Es ist also nicht mehr zeitgemäß, die Kinder mit 18 in ihr eigenes Leben zu entlassen? Ist also der Begriff „Hotel Mama“ viel zu negativ besetzt?

Es ist doch nicht schlecht, wenn sich ein junger Mensch zu Hause wohlfühlt, seine Zeit braucht, einen verständnisvollen, unterstützenden Raum, um zu reifen und seine Persönlichkeit zu entwickeln.  Wir leben in einer Zeit, in der wir viele Fragen stellen. Da sollten wir uns auch die Frage stellen, wie unsere Kinder aufwachsen sollen, welche Werte wir ihnen vermitteln wollen.

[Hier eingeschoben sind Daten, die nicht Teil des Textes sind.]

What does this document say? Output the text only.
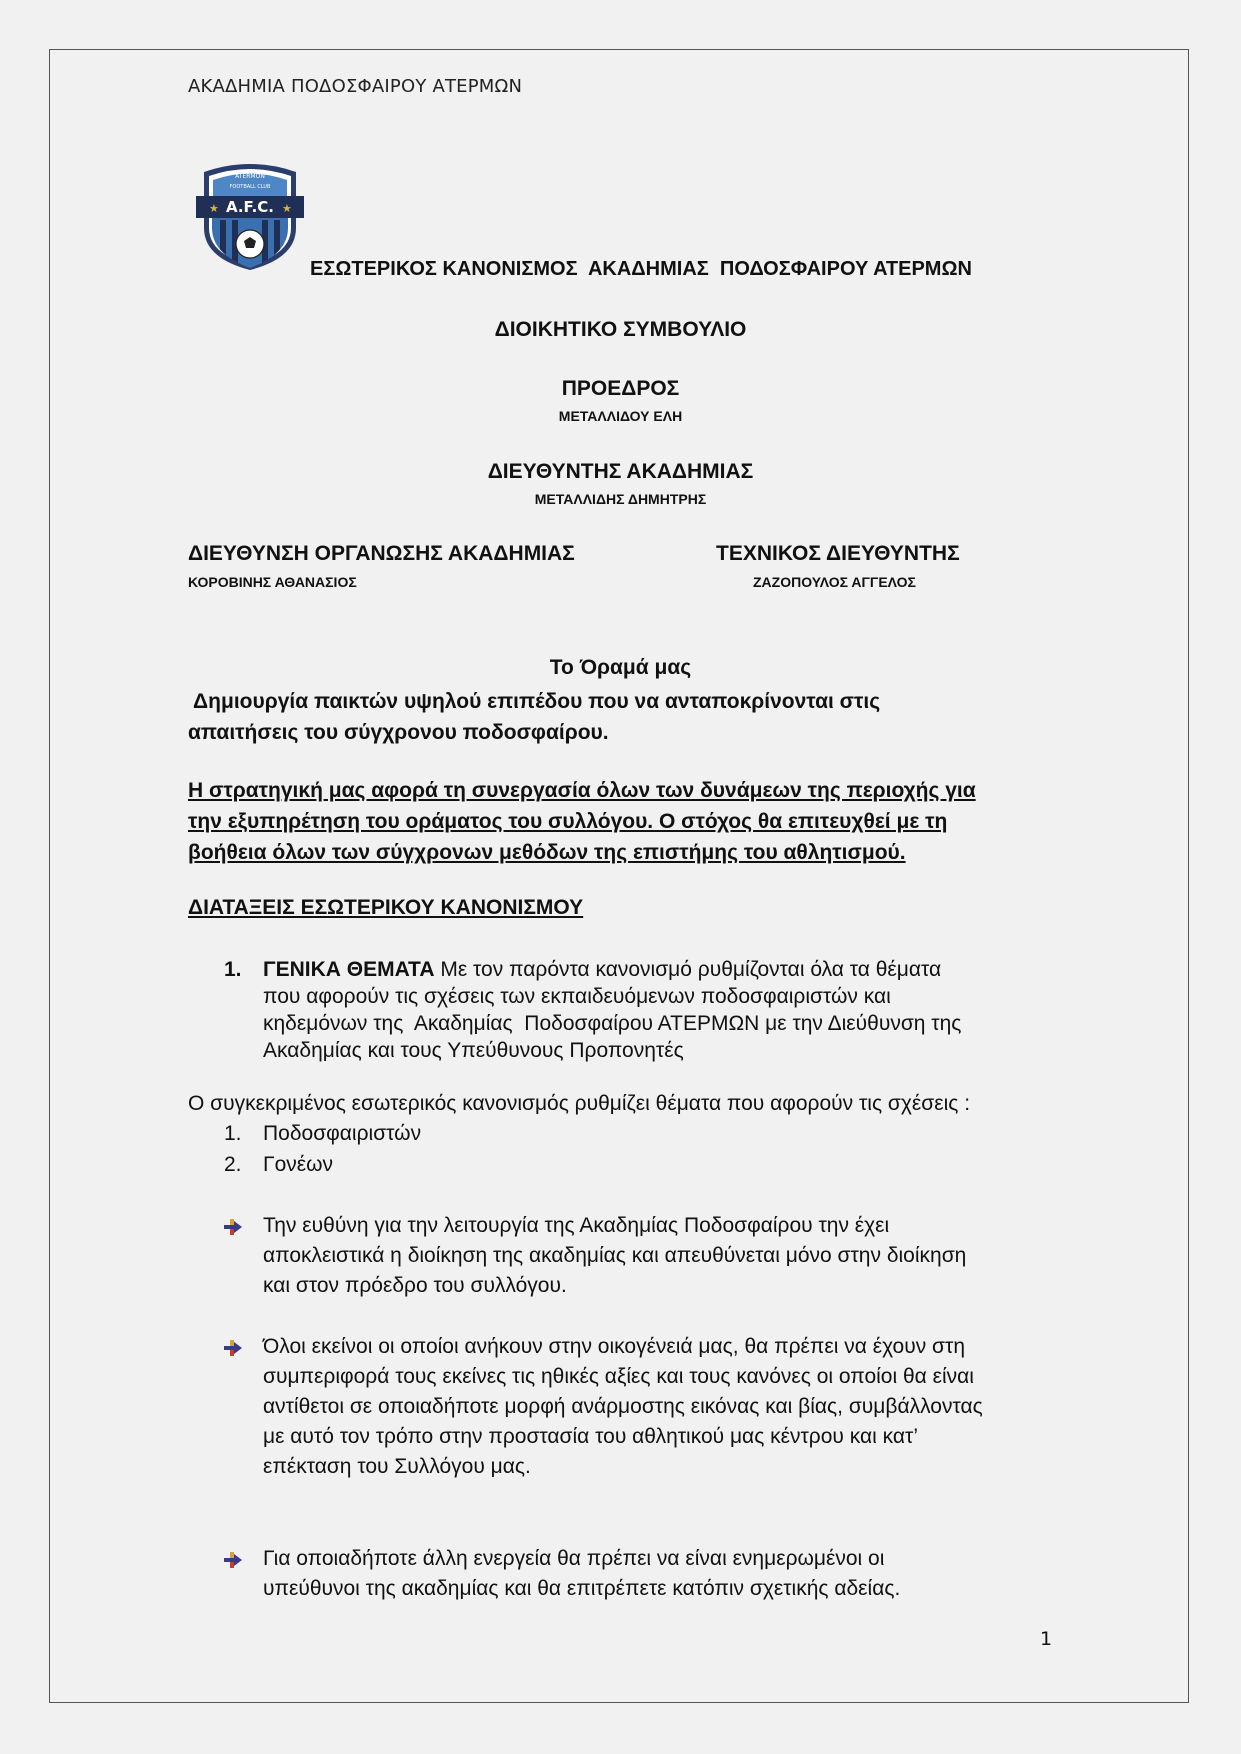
ΑΚΑΔΗΜΙΑ ΠΟΔΟΣΦΑΙΡΟΥ ΑΤΕΡΜΩΝ
A.F.C.
★	★
ATERMON
FOOTBALL CLUB
ΕΣΩΤΕΡΙΚΟΣ ΚΑΝΟΝΙΣΜΟΣ  ΑΚΑΔΗΜΙΑΣ  ΠΟΔΟΣΦΑΙΡΟΥ ΑΤΕΡΜΩΝ
ΔΙΟΙΚΗΤΙΚΟ ΣΥΜΒΟΥΛΙΟ
ΠΡΟΕΔΡΟΣ
ΜΕΤΑΛΛΙΔΟΥ ΕΛΗ
ΔΙΕΥΘΥΝΤΗΣ ΑΚΑΔΗΜΙΑΣ
ΜΕΤΑΛΛΙΔΗΣ ΔΗΜΗΤΡΗΣ
ΔΙΕΥΘΥΝΣΗ ΟΡΓΑΝΩΣΗΣ ΑΚΑΔΗΜΙΑΣ
ΚΟΡΟΒΙΝΗΣ ΑΘΑΝΑΣΙΟΣ
ΤΕΧΝΙΚΟΣ ΔΙΕΥΘΥΝΤΗΣ
ΖΑΖΟΠΟΥΛΟΣ ΑΓΓΕΛΟΣ
Το Όραμά μας
Δημιουργία παικτών υψηλού επιπέδου που να ανταποκρίνονται στις
απαιτήσεις του σύγχρονου ποδοσφαίρου.
Η στρατηγική μας αφορά τη συνεργασία όλων των δυνάμεων της περιοχής για
την εξυπηρέτηση του οράματος του συλλόγου. Ο στόχος θα επιτευχθεί με τη
βοήθεια όλων των σύγχρονων μεθόδων της επιστήμης του αθλητισμού.
ΔΙΑΤΑΞΕΙΣ ΕΣΩΤΕΡΙΚΟΥ ΚΑΝΟΝΙΣΜΟΥ
1. ΓΕΝΙΚΑ ΘΕΜΑΤΑ Με τον παρόντα κανονισμό ρυθμίζονται όλα τα θέματα
που αφορούν τις σχέσεις των εκπαιδευόμενων ποδοσφαιριστών και
κηδεμόνων της  Ακαδημίας  Ποδοσφαίρου ΑΤΕΡΜΩΝ με την Διεύθυνση της
Ακαδημίας και τους Υπεύθυνους Προπονητές
Ο συγκεκριμένος εσωτερικός κανονισμός ρυθμίζει θέματα που αφορούν τις σχέσεις :
1. Ποδοσφαιριστών
2. Γονέων
Την ευθύνη για την λειτουργία της Ακαδημίας Ποδοσφαίρου την έχει
αποκλειστικά η διοίκηση της ακαδημίας και απευθύνεται μόνο στην διοίκηση
και στον πρόεδρο του συλλόγου.
Όλοι εκείνοι οι οποίοι ανήκουν στην οικογένειά μας, θα πρέπει να έχουν στη
συμπεριφορά τους εκείνες τις ηθικές αξίες και τους κανόνες οι οποίοι θα είναι
αντίθετοι σε οποιαδήποτε μορφή ανάρμοστης εικόνας και βίας, συμβάλλοντας
με αυτό τον τρόπο στην προστασία του αθλητικού μας κέντρου και κατ’
επέκταση του Συλλόγου μας.
Για οποιαδήποτε άλλη ενεργεία θα πρέπει να είναι ενημερωμένοι οι
υπεύθυνοι της ακαδημίας και θα επιτρέπετε κατόπιν σχετικής αδείας.
1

Viele beklagen, die Kinder von heute würden immer ernsthafter. Stimmt das denn?

Die Kinder heute sind anders als früher, viel reflektierter. Ich bin immer wieder erstaunt, welche Gedanken sie sich machen, welche Fragen sie stellen. Begegnet man ihnen voller Respekt auf Augenhöhe, dann entstehen Entwicklungsräume. Aber es stimmt, die Kinder werden ernster.

Unsere Welt hat sich verändert und Ernsthaftigkeit kann ja auch Spaß machen. Mit Kindern ernsthaft in Kontakt sein ist eine eigene Form von Lebensfreude. Das darf man nicht verwechseln mit Traurigkeit. Wichtig ist, sich auf die Ebene einzulassen, auf der das Kind sich gerade befindet: das eigene Vokabular anpassen ohne kindisch zu werden, das Kind ernst nehmen, auf es eingehen und sich interessieren für das, was es tut.

Und so findet man die Balance zwischen Fördern und Fordern?

Das Geheimnis ist Beziehung statt Erziehung. Das ist bei Erwachsenen nicht anders, da fragt man sich doch auch, was trägt uns gemeinsam, was wünsche ich mir von Dir, was kannst Du von mir erwarten. Dafür gibt es keine Patentrezepte. Kinder sind keine Arbeitsabläufe, die man „effektiver“ machen kann. Sie sind dynamische Wesen, die nur in der liebevollen Beziehung zu uns so wachsen können, dass sie eine gute Entwicklung nehmen.